|This article does not cite any references or sources. (December 2009)|
A lock convoy occurs when multiple threads of equal priority contend repeatedly for the same lock. Unlike deadlock and livelock situations, the threads in a lock convoy do progress; however, each time a thread attempts to acquire the lock and fails, it relinquishes the remainder of its scheduling quantum and forces a context switch. The overhead of repeated context switches and underutilization of scheduling quanta degrade overall performance.
Lock convoys often occur when concurrency control primitives such as critical sections serialize access to a commonly used resource, such as a memory heap or a thread pool. They can sometimes be addressed by using non-locking alternatives such as lock-free algorithms or by altering the relative priorities of the contending threads.

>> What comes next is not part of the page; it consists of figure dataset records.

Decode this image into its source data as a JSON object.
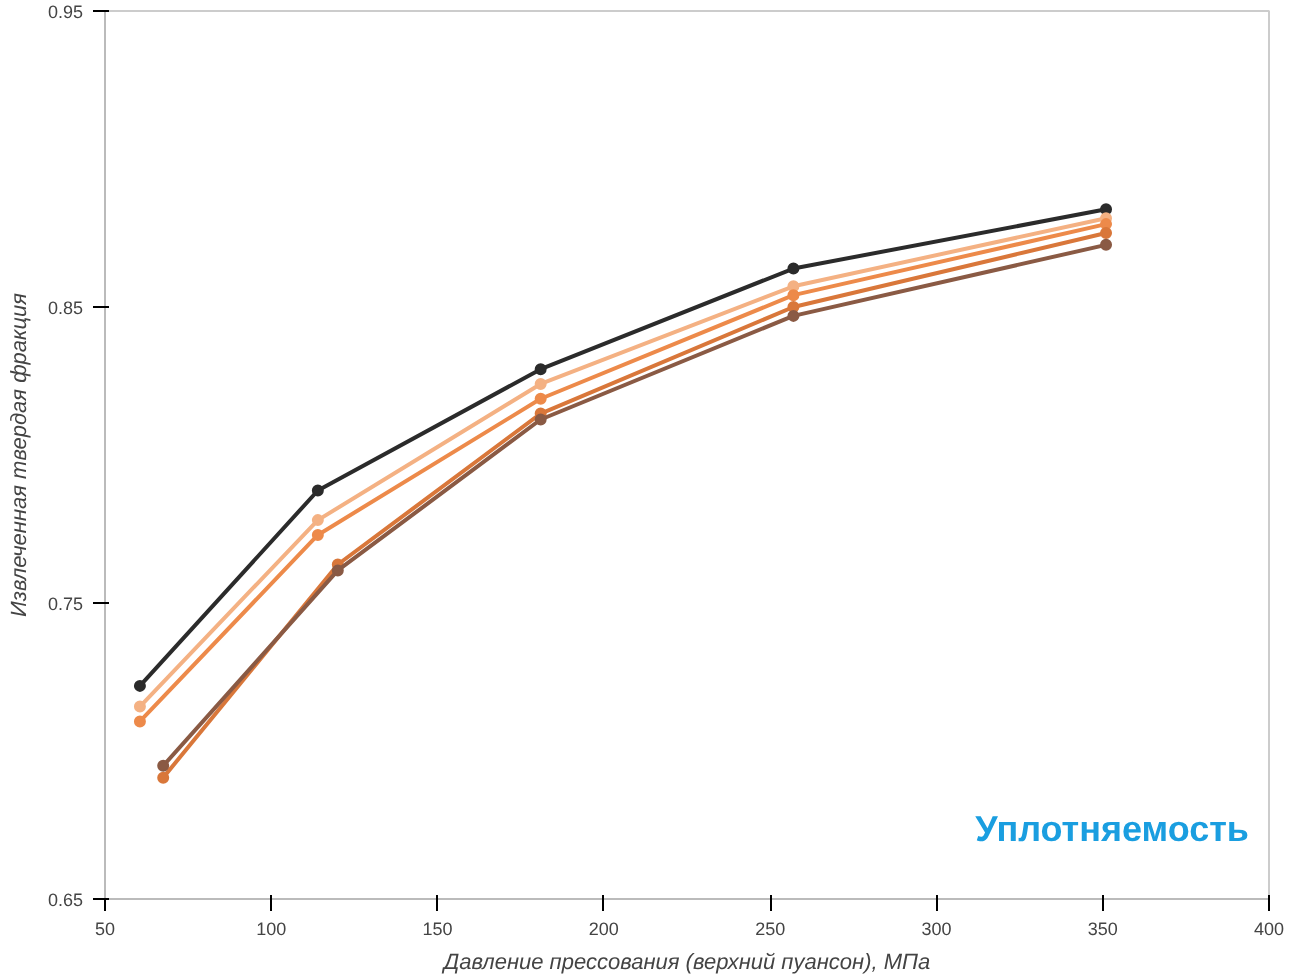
{
  "chart_data": {
    "type": "line",
    "xlabel": "Давление прессования (верхний пуансон), МПа",
    "ylabel": "Извлеченная твердая фракция",
    "xlim": [
      50,
      400
    ],
    "xticks": [
      50,
      100,
      150,
      200,
      250,
      300,
      350,
      400
    ],
    "ylim": [
      0.65,
      0.95
    ],
    "yticks": [
      0.65,
      0.75,
      0.85,
      0.95
    ],
    "grid": false,
    "marker": "circle",
    "line_style": "solid",
    "annotations": [
      "Уплотняемость"
    ],
    "series": [
      {
        "color": "#2b2b2b",
        "x": [
          60.5,
          114,
          181,
          257,
          351
        ],
        "values": [
          0.722,
          0.788,
          0.829,
          0.863,
          0.883
        ]
      },
      {
        "color": "#f4b183",
        "x": [
          60.5,
          114,
          181,
          257,
          351
        ],
        "values": [
          0.715,
          0.778,
          0.824,
          0.857,
          0.88
        ]
      },
      {
        "color": "#ed8a4a",
        "x": [
          60.5,
          114,
          181,
          257,
          351
        ],
        "values": [
          0.71,
          0.773,
          0.819,
          0.854,
          0.878
        ]
      },
      {
        "color": "#d9773a",
        "x": [
          67.5,
          120,
          181,
          257,
          351
        ],
        "values": [
          0.691,
          0.763,
          0.814,
          0.85,
          0.875
        ]
      },
      {
        "color": "#8a5a44",
        "x": [
          67.5,
          120,
          181,
          257,
          351
        ],
        "values": [
          0.695,
          0.761,
          0.812,
          0.847,
          0.871
        ]
      }
    ]
  }
}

Critical sections as implemented in Microsoft Windows operating systems provide a good example of how lock convoys can occur. In Windows, critical sections use a combination of a spinlock and a kernel synchronization object called an "event" to ensure mutual exclusion. For low-contention critical sections, the spinlock will provide mutual exclusion most of the time, falling back on the event only when a thread fails to acquire the spinlock within a certain amount of time. When contention is high, however, it is possible for many threads to fail to acquire the spinlock and enter a waiting state, all waiting on the same event.

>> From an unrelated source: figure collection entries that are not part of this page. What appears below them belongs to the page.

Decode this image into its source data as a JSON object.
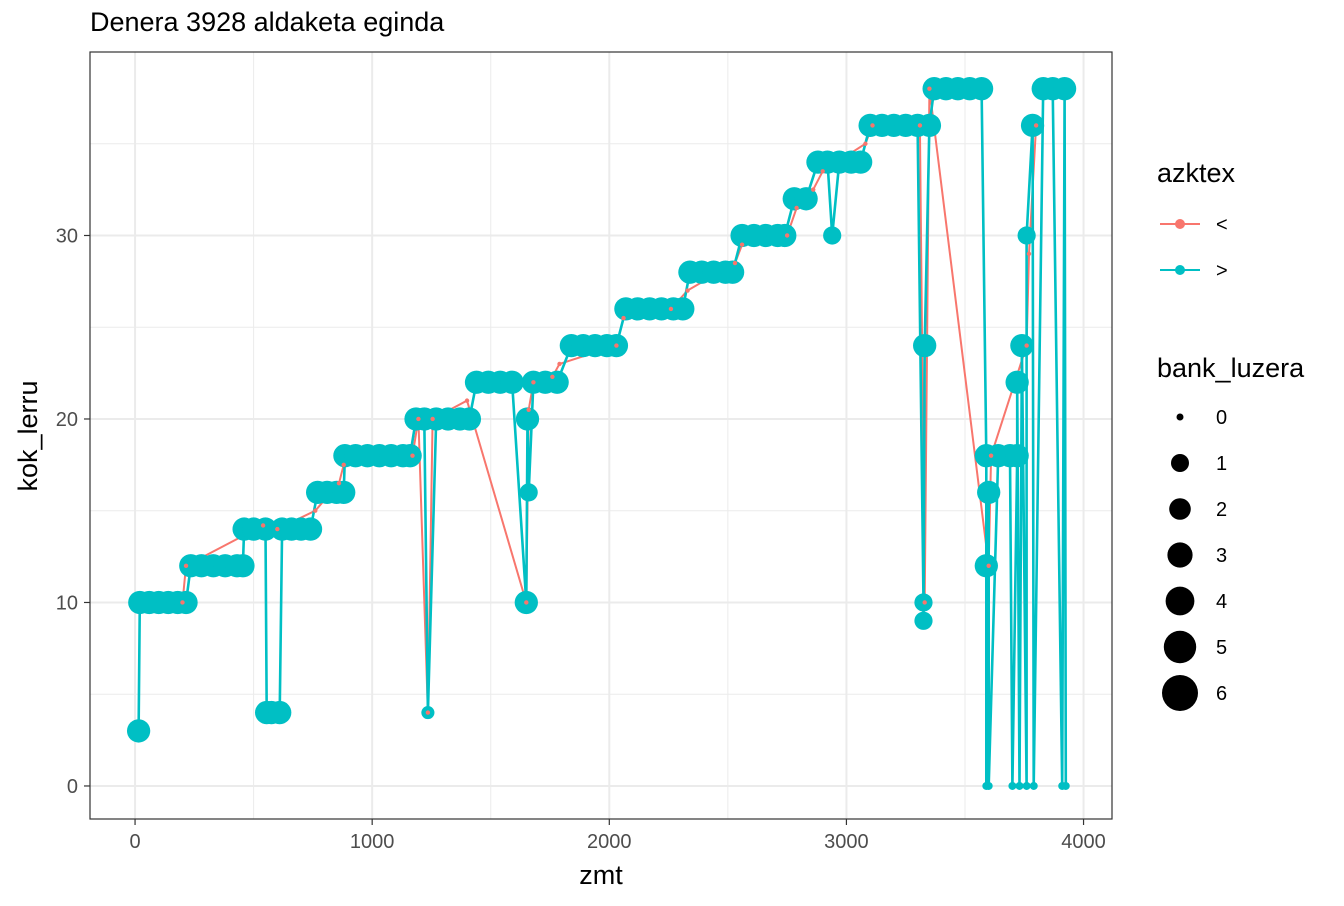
{
  "chart_data": {
    "type": "scatter",
    "title": "Denera 3928 aldaketa eginda",
    "xlabel": "zmt",
    "ylabel": "kok_lerru",
    "xlim": [
      -190,
      4120
    ],
    "ylim": [
      -1.8,
      40
    ],
    "xticks": [
      0,
      1000,
      2000,
      3000,
      4000
    ],
    "xtick_labels": [
      "0",
      "1000",
      "2000",
      "3000",
      "4000"
    ],
    "yticks": [
      0,
      10,
      20,
      30
    ],
    "ytick_labels": [
      "0",
      "10",
      "20",
      "30"
    ],
    "grid": true,
    "legend_placement": "right",
    "colors": {
      "<": "#F8766D",
      ">": "#00BFC4"
    },
    "legend_color": {
      "title": "azktex",
      "entries": [
        {
          "label": "<",
          "color": "#F8766D"
        },
        {
          "label": ">",
          "color": "#00BFC4"
        }
      ]
    },
    "legend_size": {
      "title": "bank_luzera",
      "entries": [
        {
          "label": "0",
          "value": 0
        },
        {
          "label": "1",
          "value": 1
        },
        {
          "label": "2",
          "value": 2
        },
        {
          "label": "3",
          "value": 3
        },
        {
          "label": "4",
          "value": 4
        },
        {
          "label": "5",
          "value": 5
        },
        {
          "label": "6",
          "value": 6
        }
      ]
    },
    "series": [
      {
        "name": ">",
        "color": "#00BFC4",
        "points": [
          {
            "x": 15,
            "y": 3,
            "size": 3
          },
          {
            "x": 20,
            "y": 10,
            "size": 3
          },
          {
            "x": 60,
            "y": 10,
            "size": 3
          },
          {
            "x": 100,
            "y": 10,
            "size": 3
          },
          {
            "x": 140,
            "y": 10,
            "size": 3
          },
          {
            "x": 180,
            "y": 10,
            "size": 3
          },
          {
            "x": 215,
            "y": 10,
            "size": 3
          },
          {
            "x": 235,
            "y": 12,
            "size": 3
          },
          {
            "x": 280,
            "y": 12,
            "size": 3
          },
          {
            "x": 330,
            "y": 12,
            "size": 3
          },
          {
            "x": 380,
            "y": 12,
            "size": 3
          },
          {
            "x": 430,
            "y": 12,
            "size": 3
          },
          {
            "x": 455,
            "y": 12,
            "size": 3
          },
          {
            "x": 460,
            "y": 14,
            "size": 3
          },
          {
            "x": 500,
            "y": 14,
            "size": 3
          },
          {
            "x": 550,
            "y": 14,
            "size": 3
          },
          {
            "x": 555,
            "y": 4,
            "size": 3
          },
          {
            "x": 575,
            "y": 4,
            "size": 3
          },
          {
            "x": 610,
            "y": 4,
            "size": 3
          },
          {
            "x": 620,
            "y": 14,
            "size": 3
          },
          {
            "x": 660,
            "y": 14,
            "size": 3
          },
          {
            "x": 700,
            "y": 14,
            "size": 3
          },
          {
            "x": 740,
            "y": 14,
            "size": 3
          },
          {
            "x": 770,
            "y": 16,
            "size": 3
          },
          {
            "x": 810,
            "y": 16,
            "size": 3
          },
          {
            "x": 850,
            "y": 16,
            "size": 3
          },
          {
            "x": 880,
            "y": 16,
            "size": 3
          },
          {
            "x": 885,
            "y": 18,
            "size": 3
          },
          {
            "x": 930,
            "y": 18,
            "size": 3
          },
          {
            "x": 980,
            "y": 18,
            "size": 3
          },
          {
            "x": 1030,
            "y": 18,
            "size": 3
          },
          {
            "x": 1080,
            "y": 18,
            "size": 3
          },
          {
            "x": 1130,
            "y": 18,
            "size": 3
          },
          {
            "x": 1160,
            "y": 18,
            "size": 3
          },
          {
            "x": 1185,
            "y": 20,
            "size": 3
          },
          {
            "x": 1220,
            "y": 20,
            "size": 3
          },
          {
            "x": 1235,
            "y": 4,
            "size": 1
          },
          {
            "x": 1270,
            "y": 20,
            "size": 3
          },
          {
            "x": 1320,
            "y": 20,
            "size": 3
          },
          {
            "x": 1370,
            "y": 20,
            "size": 3
          },
          {
            "x": 1410,
            "y": 20,
            "size": 3
          },
          {
            "x": 1440,
            "y": 22,
            "size": 3
          },
          {
            "x": 1490,
            "y": 22,
            "size": 3
          },
          {
            "x": 1540,
            "y": 22,
            "size": 3
          },
          {
            "x": 1590,
            "y": 22,
            "size": 3
          },
          {
            "x": 1655,
            "y": 20,
            "size": 3
          },
          {
            "x": 1660,
            "y": 16,
            "size": 2
          },
          {
            "x": 1650,
            "y": 10,
            "size": 3
          },
          {
            "x": 1680,
            "y": 22,
            "size": 3
          },
          {
            "x": 1730,
            "y": 22,
            "size": 3
          },
          {
            "x": 1780,
            "y": 22,
            "size": 3
          },
          {
            "x": 1840,
            "y": 24,
            "size": 3
          },
          {
            "x": 1890,
            "y": 24,
            "size": 3
          },
          {
            "x": 1940,
            "y": 24,
            "size": 3
          },
          {
            "x": 1990,
            "y": 24,
            "size": 3
          },
          {
            "x": 2030,
            "y": 24,
            "size": 3
          },
          {
            "x": 2070,
            "y": 26,
            "size": 3
          },
          {
            "x": 2120,
            "y": 26,
            "size": 3
          },
          {
            "x": 2170,
            "y": 26,
            "size": 3
          },
          {
            "x": 2220,
            "y": 26,
            "size": 3
          },
          {
            "x": 2270,
            "y": 26,
            "size": 3
          },
          {
            "x": 2310,
            "y": 26,
            "size": 3
          },
          {
            "x": 2340,
            "y": 28,
            "size": 3
          },
          {
            "x": 2390,
            "y": 28,
            "size": 3
          },
          {
            "x": 2440,
            "y": 28,
            "size": 3
          },
          {
            "x": 2490,
            "y": 28,
            "size": 3
          },
          {
            "x": 2520,
            "y": 28,
            "size": 3
          },
          {
            "x": 2560,
            "y": 30,
            "size": 3
          },
          {
            "x": 2610,
            "y": 30,
            "size": 3
          },
          {
            "x": 2660,
            "y": 30,
            "size": 3
          },
          {
            "x": 2710,
            "y": 30,
            "size": 3
          },
          {
            "x": 2740,
            "y": 30,
            "size": 3
          },
          {
            "x": 2780,
            "y": 32,
            "size": 3
          },
          {
            "x": 2830,
            "y": 32,
            "size": 3
          },
          {
            "x": 2880,
            "y": 34,
            "size": 3
          },
          {
            "x": 2920,
            "y": 34,
            "size": 3
          },
          {
            "x": 2940,
            "y": 30,
            "size": 2
          },
          {
            "x": 2970,
            "y": 34,
            "size": 3
          },
          {
            "x": 3020,
            "y": 34,
            "size": 3
          },
          {
            "x": 3060,
            "y": 34,
            "size": 3
          },
          {
            "x": 3100,
            "y": 36,
            "size": 3
          },
          {
            "x": 3150,
            "y": 36,
            "size": 3
          },
          {
            "x": 3200,
            "y": 36,
            "size": 3
          },
          {
            "x": 3250,
            "y": 36,
            "size": 3
          },
          {
            "x": 3300,
            "y": 36,
            "size": 3
          },
          {
            "x": 3350,
            "y": 36,
            "size": 3
          },
          {
            "x": 3330,
            "y": 24,
            "size": 3
          },
          {
            "x": 3325,
            "y": 10,
            "size": 2
          },
          {
            "x": 3325,
            "y": 9,
            "size": 2
          },
          {
            "x": 3370,
            "y": 38,
            "size": 3
          },
          {
            "x": 3420,
            "y": 38,
            "size": 3
          },
          {
            "x": 3470,
            "y": 38,
            "size": 3
          },
          {
            "x": 3520,
            "y": 38,
            "size": 3
          },
          {
            "x": 3570,
            "y": 38,
            "size": 3
          },
          {
            "x": 3590,
            "y": 18,
            "size": 3
          },
          {
            "x": 3600,
            "y": 16,
            "size": 3
          },
          {
            "x": 3590,
            "y": 12,
            "size": 3
          },
          {
            "x": 3590,
            "y": 0,
            "size": 0
          },
          {
            "x": 3600,
            "y": 0,
            "size": 0
          },
          {
            "x": 3640,
            "y": 18,
            "size": 3
          },
          {
            "x": 3690,
            "y": 18,
            "size": 3
          },
          {
            "x": 3720,
            "y": 18,
            "size": 3
          },
          {
            "x": 3700,
            "y": 0,
            "size": 0
          },
          {
            "x": 3730,
            "y": 0,
            "size": 0
          },
          {
            "x": 3760,
            "y": 0,
            "size": 0
          },
          {
            "x": 3790,
            "y": 0,
            "size": 0
          },
          {
            "x": 3720,
            "y": 22,
            "size": 3
          },
          {
            "x": 3740,
            "y": 24,
            "size": 3
          },
          {
            "x": 3760,
            "y": 30,
            "size": 2
          },
          {
            "x": 3785,
            "y": 36,
            "size": 3
          },
          {
            "x": 3830,
            "y": 38,
            "size": 3
          },
          {
            "x": 3870,
            "y": 38,
            "size": 3
          },
          {
            "x": 3920,
            "y": 38,
            "size": 3
          },
          {
            "x": 3910,
            "y": 0,
            "size": 0
          },
          {
            "x": 3925,
            "y": 0,
            "size": 0
          }
        ]
      },
      {
        "name": "<",
        "color": "#F8766D",
        "points": [
          {
            "x": 200,
            "y": 10,
            "size": 0
          },
          {
            "x": 215,
            "y": 12,
            "size": 0
          },
          {
            "x": 540,
            "y": 14.2,
            "size": 0
          },
          {
            "x": 600,
            "y": 14,
            "size": 0
          },
          {
            "x": 760,
            "y": 15,
            "size": 0
          },
          {
            "x": 860,
            "y": 16.5,
            "size": 0
          },
          {
            "x": 880,
            "y": 17.5,
            "size": 0
          },
          {
            "x": 1170,
            "y": 18,
            "size": 0
          },
          {
            "x": 1195,
            "y": 20,
            "size": 0
          },
          {
            "x": 1235,
            "y": 4,
            "size": 0
          },
          {
            "x": 1255,
            "y": 20,
            "size": 0
          },
          {
            "x": 1400,
            "y": 21,
            "size": 0
          },
          {
            "x": 1660,
            "y": 20.5,
            "size": 0
          },
          {
            "x": 1680,
            "y": 22,
            "size": 0
          },
          {
            "x": 1650,
            "y": 10,
            "size": 0
          },
          {
            "x": 1760,
            "y": 22.3,
            "size": 0
          },
          {
            "x": 1790,
            "y": 23,
            "size": 0
          },
          {
            "x": 2030,
            "y": 24,
            "size": 0
          },
          {
            "x": 2060,
            "y": 25.5,
            "size": 0
          },
          {
            "x": 2260,
            "y": 26,
            "size": 0
          },
          {
            "x": 2330,
            "y": 27,
            "size": 0
          },
          {
            "x": 2530,
            "y": 28.5,
            "size": 0
          },
          {
            "x": 2560,
            "y": 29.5,
            "size": 0
          },
          {
            "x": 2750,
            "y": 30,
            "size": 0
          },
          {
            "x": 2790,
            "y": 31.5,
            "size": 0
          },
          {
            "x": 2860,
            "y": 32.5,
            "size": 0
          },
          {
            "x": 2900,
            "y": 33.5,
            "size": 0
          },
          {
            "x": 3080,
            "y": 35,
            "size": 0
          },
          {
            "x": 3110,
            "y": 36,
            "size": 0
          },
          {
            "x": 3310,
            "y": 36,
            "size": 0
          },
          {
            "x": 3330,
            "y": 10,
            "size": 0
          },
          {
            "x": 3350,
            "y": 38,
            "size": 0
          },
          {
            "x": 3600,
            "y": 12,
            "size": 0
          },
          {
            "x": 3610,
            "y": 18,
            "size": 0
          },
          {
            "x": 3760,
            "y": 24,
            "size": 0
          },
          {
            "x": 3770,
            "y": 29,
            "size": 0
          },
          {
            "x": 3800,
            "y": 36,
            "size": 0
          }
        ]
      }
    ]
  }
}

When the event is signaled, all threads that are waiting on the event are woken, but only one will be allowed to acquire the critical section and continue execution; the remaining threads will each block again.
As of Windows 2003, a thread waiting on an event is boosted to 1 priority level more than the thread which "set" (i.e. signaled) the event associated to the critical section (aka, the thread releasing the critical section, which notifies other waiters by signaling the event). On the other hand, the setting thread will also lose the boost it may have requested while calling the "Set Event" API, which takes such a boost as a parameter.
These two improvements help against a lock convoy, because now, each waiting thread should be able to run its full quantum, while the thread releasing the lock will probably have to wait more before being able to acquire the resource again.